Noises delighted Cage, his interest were with noises and he was also interested in time. He saw time as the proper basis of sound because it included both sound and silence.
John Cage sees himself as a percussion composer whether he writes for percussion instruments or not, his work is based on duration rather than frequency.
‘I still believe what I wrote in 1939 “Percussion music is revolution.”‘ (Kostelanetz. 1987). New music new society. Accepting the fact that noises are sounds and that music is made with sounds, not just musical sounds.
Cage doesn’t hear music when he writes it. He writes to hear something he hasn’t heard. His notation is unusual, he writes in a way which isn’t familiar.
Cage uses the I Ching a lot when he is composing. He studied Zen Buddhism. He wanted the music to have no intention, and starting from an empty mind.

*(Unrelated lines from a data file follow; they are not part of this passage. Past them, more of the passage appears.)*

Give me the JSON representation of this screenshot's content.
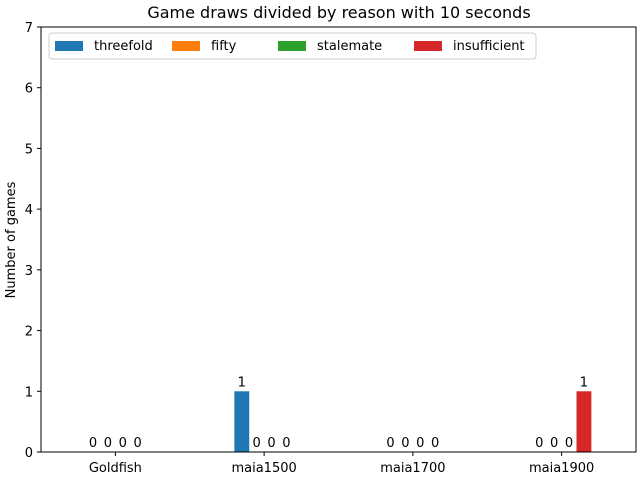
{
  "chart_data": {
    "type": "bar",
    "title": "Game draws divided by reason with 10 seconds",
    "xlabel": "",
    "ylabel": "Number of games",
    "ylim": [
      0,
      7
    ],
    "yticks": [
      0,
      1,
      2,
      3,
      4,
      5,
      6,
      7
    ],
    "categories": [
      "Goldfish",
      "maia1500",
      "maia1700",
      "maia1900"
    ],
    "series": [
      {
        "name": "threefold",
        "color": "#1f77b4",
        "values": [
          0,
          1,
          0,
          0
        ]
      },
      {
        "name": "fifty",
        "color": "#ff7f0e",
        "values": [
          0,
          0,
          0,
          0
        ]
      },
      {
        "name": "stalemate",
        "color": "#2ca02c",
        "values": [
          0,
          0,
          0,
          0
        ]
      },
      {
        "name": "insufficient",
        "color": "#d62728",
        "values": [
          0,
          0,
          0,
          1
        ]
      }
    ],
    "legend_position": "top-left",
    "grid": false
  }
}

4’33” is a piece with three movements and throughout the whole piece there are no sounds. He wanted the piece to be free from his likes and dislikes, free from the composer’s feelings. Also he wanted people to realise that the sounds of the environment were more interesting than the music they hear in a concert hall. In the premiere during the first movement you could hear the wind stirring outside. During the second you could hear the rain on the roof, and during the third the audience were making all sorts of interesting sounds.
0’00” is the continuation of one’s daily work, whatever it is, done with contact microphones, without an audience in a theatre or concert hall. Simply continuing one’s daily work but now amplified through loudspeakers. The piece is saying everything we do is music, everything he does produces sound. When the sound are quite they become loud through the use of the microphones. Also what he does once may not be repeated again.

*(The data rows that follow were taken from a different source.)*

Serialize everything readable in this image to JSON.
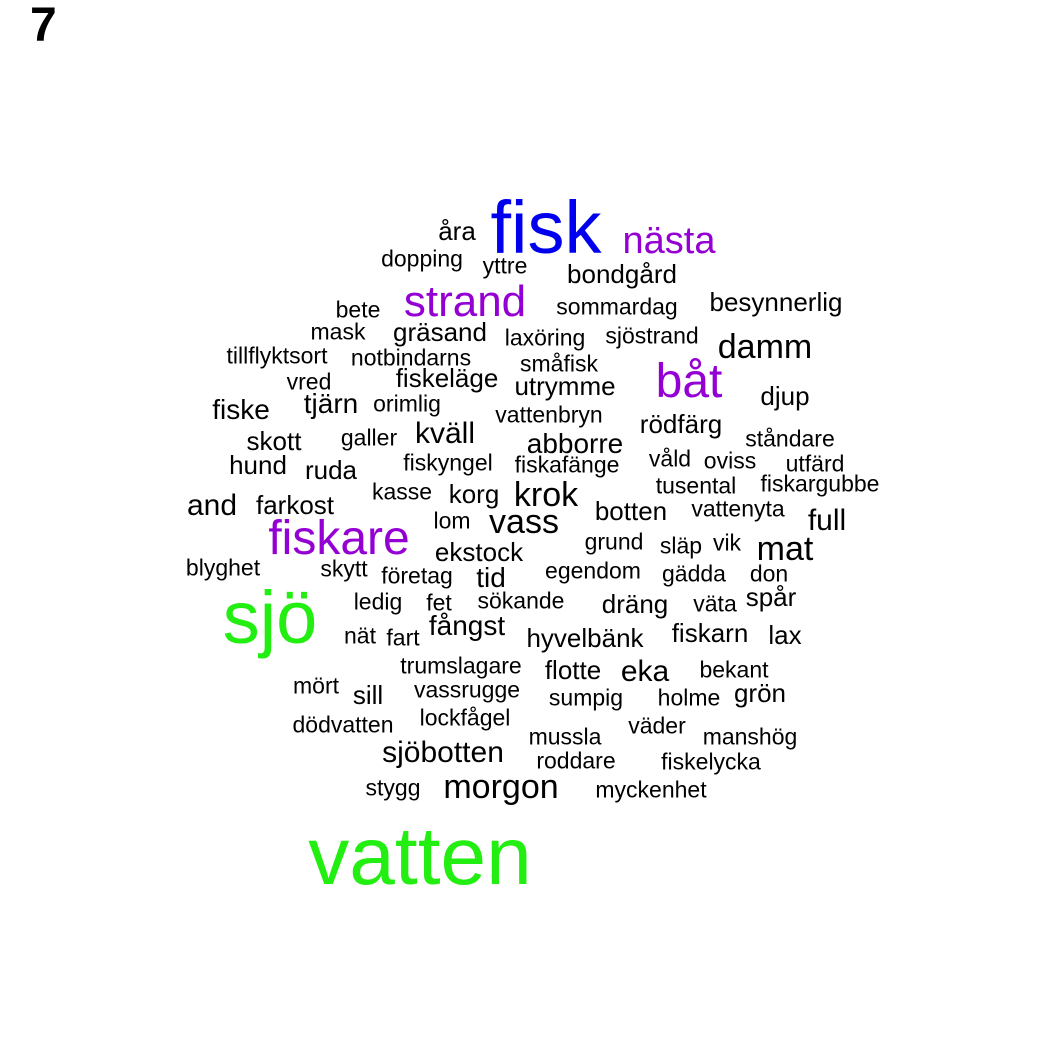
{
  "panel_label": "7",
  "colors": {
    "large": "#22ee11",
    "medium": "#0000ee",
    "accent": "#9400d3",
    "small": "#000000"
  },
  "words": [
    {
      "text": "fisk",
      "color": "#0000ee"
    },
    {
      "text": "nästa",
      "color": "#9400d3"
    },
    {
      "text": "åra",
      "color": "#000000"
    },
    {
      "text": "dopping",
      "color": "#000000"
    },
    {
      "text": "yttre",
      "color": "#000000"
    },
    {
      "text": "bondgård",
      "color": "#000000"
    },
    {
      "text": "bete",
      "color": "#000000"
    },
    {
      "text": "strand",
      "color": "#9400d3"
    },
    {
      "text": "sommardag",
      "color": "#000000"
    },
    {
      "text": "besynnerlig",
      "color": "#000000"
    },
    {
      "text": "mask",
      "color": "#000000"
    },
    {
      "text": "gräsand",
      "color": "#000000"
    },
    {
      "text": "laxöring",
      "color": "#000000"
    },
    {
      "text": "sjöstrand",
      "color": "#000000"
    },
    {
      "text": "damm",
      "color": "#000000"
    },
    {
      "text": "tillflyktsort",
      "color": "#000000"
    },
    {
      "text": "notbindarns",
      "color": "#000000"
    },
    {
      "text": "småfisk",
      "color": "#000000"
    },
    {
      "text": "båt",
      "color": "#9400d3"
    },
    {
      "text": "vred",
      "color": "#000000"
    },
    {
      "text": "fiskeläge",
      "color": "#000000"
    },
    {
      "text": "utrymme",
      "color": "#000000"
    },
    {
      "text": "djup",
      "color": "#000000"
    },
    {
      "text": "fiske",
      "color": "#000000"
    },
    {
      "text": "tjärn",
      "color": "#000000"
    },
    {
      "text": "orimlig",
      "color": "#000000"
    },
    {
      "text": "vattenbryn",
      "color": "#000000"
    },
    {
      "text": "rödfärg",
      "color": "#000000"
    },
    {
      "text": "skott",
      "color": "#000000"
    },
    {
      "text": "galler",
      "color": "#000000"
    },
    {
      "text": "kväll",
      "color": "#000000"
    },
    {
      "text": "abborre",
      "color": "#000000"
    },
    {
      "text": "ståndare",
      "color": "#000000"
    },
    {
      "text": "hund",
      "color": "#000000"
    },
    {
      "text": "ruda",
      "color": "#000000"
    },
    {
      "text": "fiskyngel",
      "color": "#000000"
    },
    {
      "text": "fiskafänge",
      "color": "#000000"
    },
    {
      "text": "våld",
      "color": "#000000"
    },
    {
      "text": "oviss",
      "color": "#000000"
    },
    {
      "text": "utfärd",
      "color": "#000000"
    },
    {
      "text": "kasse",
      "color": "#000000"
    },
    {
      "text": "korg",
      "color": "#000000"
    },
    {
      "text": "krok",
      "color": "#000000"
    },
    {
      "text": "tusental",
      "color": "#000000"
    },
    {
      "text": "fiskargubbe",
      "color": "#000000"
    },
    {
      "text": "and",
      "color": "#000000"
    },
    {
      "text": "farkost",
      "color": "#000000"
    },
    {
      "text": "botten",
      "color": "#000000"
    },
    {
      "text": "vattenyta",
      "color": "#000000"
    },
    {
      "text": "full",
      "color": "#000000"
    },
    {
      "text": "fiskare",
      "color": "#9400d3"
    },
    {
      "text": "lom",
      "color": "#000000"
    },
    {
      "text": "vass",
      "color": "#000000"
    },
    {
      "text": "grund",
      "color": "#000000"
    },
    {
      "text": "släp",
      "color": "#000000"
    },
    {
      "text": "vik",
      "color": "#000000"
    },
    {
      "text": "mat",
      "color": "#000000"
    },
    {
      "text": "ekstock",
      "color": "#000000"
    },
    {
      "text": "blyghet",
      "color": "#000000"
    },
    {
      "text": "skytt",
      "color": "#000000"
    },
    {
      "text": "företag",
      "color": "#000000"
    },
    {
      "text": "tid",
      "color": "#000000"
    },
    {
      "text": "egendom",
      "color": "#000000"
    },
    {
      "text": "gädda",
      "color": "#000000"
    },
    {
      "text": "don",
      "color": "#000000"
    },
    {
      "text": "sjö",
      "color": "#22ee11"
    },
    {
      "text": "ledig",
      "color": "#000000"
    },
    {
      "text": "fet",
      "color": "#000000"
    },
    {
      "text": "sökande",
      "color": "#000000"
    },
    {
      "text": "dräng",
      "color": "#000000"
    },
    {
      "text": "väta",
      "color": "#000000"
    },
    {
      "text": "spår",
      "color": "#000000"
    },
    {
      "text": "nät",
      "color": "#000000"
    },
    {
      "text": "fart",
      "color": "#000000"
    },
    {
      "text": "fångst",
      "color": "#000000"
    },
    {
      "text": "hyvelbänk",
      "color": "#000000"
    },
    {
      "text": "fiskarn",
      "color": "#000000"
    },
    {
      "text": "lax",
      "color": "#000000"
    },
    {
      "text": "trumslagare",
      "color": "#000000"
    },
    {
      "text": "flotte",
      "color": "#000000"
    },
    {
      "text": "eka",
      "color": "#000000"
    },
    {
      "text": "bekant",
      "color": "#000000"
    },
    {
      "text": "mört",
      "color": "#000000"
    },
    {
      "text": "sill",
      "color": "#000000"
    },
    {
      "text": "vassrugge",
      "color": "#000000"
    },
    {
      "text": "sumpig",
      "color": "#000000"
    },
    {
      "text": "holme",
      "color": "#000000"
    },
    {
      "text": "grön",
      "color": "#000000"
    },
    {
      "text": "dödvatten",
      "color": "#000000"
    },
    {
      "text": "lockfågel",
      "color": "#000000"
    },
    {
      "text": "mussla",
      "color": "#000000"
    },
    {
      "text": "väder",
      "color": "#000000"
    },
    {
      "text": "manshög",
      "color": "#000000"
    },
    {
      "text": "sjöbotten",
      "color": "#000000"
    },
    {
      "text": "roddare",
      "color": "#000000"
    },
    {
      "text": "fiskelycka",
      "color": "#000000"
    },
    {
      "text": "stygg",
      "color": "#000000"
    },
    {
      "text": "morgon",
      "color": "#000000"
    },
    {
      "text": "myckenhet",
      "color": "#000000"
    },
    {
      "text": "vatten",
      "color": "#22ee11"
    }
  ]
}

‘By means of electronics, it has been made apparent that everything is musical.’ (Kostelanetz. 1987). Musical pleasure can come from making audible the sounds that already exist.
‘Rozart Mix’ is a performance, this performance at Brandeis used six performers, thirteen tape machines and ninety tape loops of different lengths. The performance was to put the loops on the various tape machines and take them off. Because there were so many tape loops it was clear that there were no intentions involved with which tape to play. The number of people and tapes also depended on who was available that evening and how many tapes were available, so also free of intentions.

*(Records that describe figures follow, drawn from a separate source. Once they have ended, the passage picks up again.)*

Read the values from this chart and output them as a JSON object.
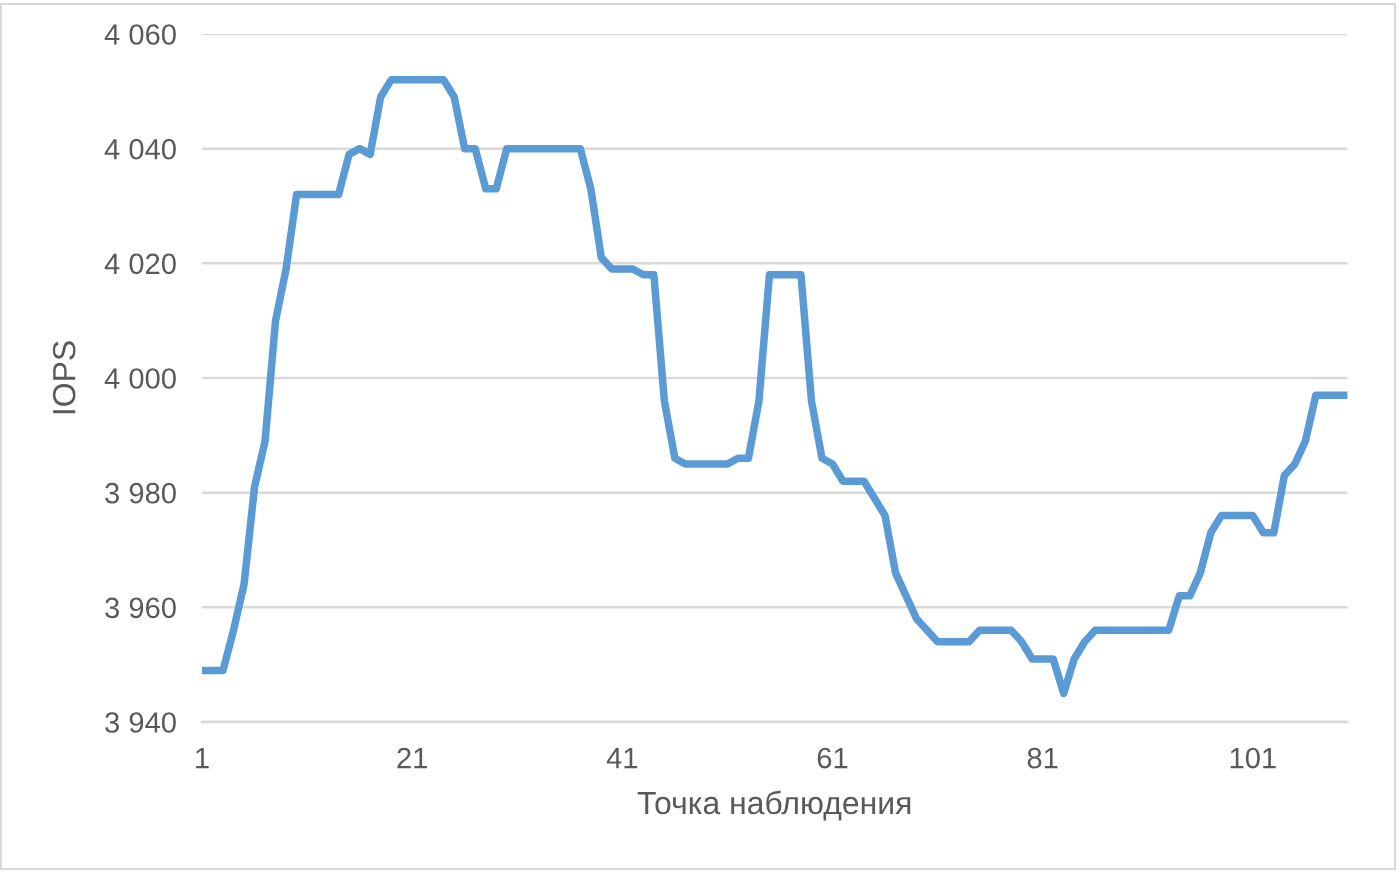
{
  "chart_data": {
    "type": "line",
    "xlabel": "Точка наблюдения",
    "ylabel": "IOPS",
    "x": [
      1,
      2,
      3,
      4,
      5,
      6,
      7,
      8,
      9,
      10,
      11,
      12,
      13,
      14,
      15,
      16,
      17,
      18,
      19,
      20,
      21,
      22,
      23,
      24,
      25,
      26,
      27,
      28,
      29,
      30,
      31,
      32,
      33,
      34,
      35,
      36,
      37,
      38,
      39,
      40,
      41,
      42,
      43,
      44,
      45,
      46,
      47,
      48,
      49,
      50,
      51,
      52,
      53,
      54,
      55,
      56,
      57,
      58,
      59,
      60,
      61,
      62,
      63,
      64,
      65,
      66,
      67,
      68,
      69,
      70,
      71,
      72,
      73,
      74,
      75,
      76,
      77,
      78,
      79,
      80,
      81,
      82,
      83,
      84,
      85,
      86,
      87,
      88,
      89,
      90,
      91,
      92,
      93,
      94,
      95,
      96,
      97,
      98,
      99,
      100,
      101,
      102,
      103,
      104,
      105,
      106,
      107,
      108,
      109,
      110
    ],
    "series": [
      {
        "color": "#5b9bd5",
        "values": [
          3949,
          3949,
          3949,
          3956,
          3964,
          3981,
          3989,
          4010,
          4019,
          4032,
          4032,
          4032,
          4032,
          4032,
          4039,
          4040,
          4039,
          4049,
          4052,
          4052,
          4052,
          4052,
          4052,
          4052,
          4049,
          4040,
          4040,
          4033,
          4033,
          4040,
          4040,
          4040,
          4040,
          4040,
          4040,
          4040,
          4040,
          4033,
          4021,
          4019,
          4019,
          4019,
          4018,
          4018,
          3996,
          3986,
          3985,
          3985,
          3985,
          3985,
          3985,
          3986,
          3986,
          3996,
          4018,
          4018,
          4018,
          4018,
          3996,
          3986,
          3985,
          3982,
          3982,
          3982,
          3979,
          3976,
          3966,
          3962,
          3958,
          3956,
          3954,
          3954,
          3954,
          3954,
          3956,
          3956,
          3956,
          3956,
          3954,
          3951,
          3951,
          3951,
          3945,
          3951,
          3954,
          3956,
          3956,
          3956,
          3956,
          3956,
          3956,
          3956,
          3956,
          3962,
          3962,
          3966,
          3973,
          3976,
          3976,
          3976,
          3976,
          3973,
          3973,
          3983,
          3985,
          3989,
          3997,
          3997,
          3997,
          3997
        ]
      }
    ],
    "xlim": [
      1,
      110
    ],
    "xticks": [
      1,
      21,
      41,
      61,
      81,
      101
    ],
    "ylim": [
      3940,
      4060
    ],
    "yticks": [
      {
        "value": 3940,
        "label": "3 940"
      },
      {
        "value": 3960,
        "label": "3 960"
      },
      {
        "value": 3980,
        "label": "3 980"
      },
      {
        "value": 4000,
        "label": "4 000"
      },
      {
        "value": 4020,
        "label": "4 020"
      },
      {
        "value": 4040,
        "label": "4 040"
      },
      {
        "value": 4060,
        "label": "4 060"
      }
    ],
    "grid": "y",
    "marker": "none",
    "line_style": "solid"
  }
}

The idea with ‘Variations VII’ was to go fishing for the sounds, to pick up the sounds which are already in the air. Using ordinary radios, Geiger counters, police radio receiver and telephone lines connected to different parts of the city, these sound were made audible for the audience to enjoy.
There is no such thing as silence. Rauschenberg ‘White Paintings’, 1940s, were four white un-painted canvases. Cage thought they were like looking at silence, the paintings collected dusk, you could see the different texture on the canvas, shadows, they changed with the light. Cage composed a music piece called 4’33”, which is four and a half minutes of silence, the performance is about the sounds of the environment. The Nam June Paik film, is a film with no images, so when it is projected the dust particles on the film is what you see. The nature of the environment is on the film, with the ‘White Paintings’ the environment is falling onto the canvas. With the 4’33’ music piece, the sound of the environment remain where they are. The essential meaning of silence is to give up the intention.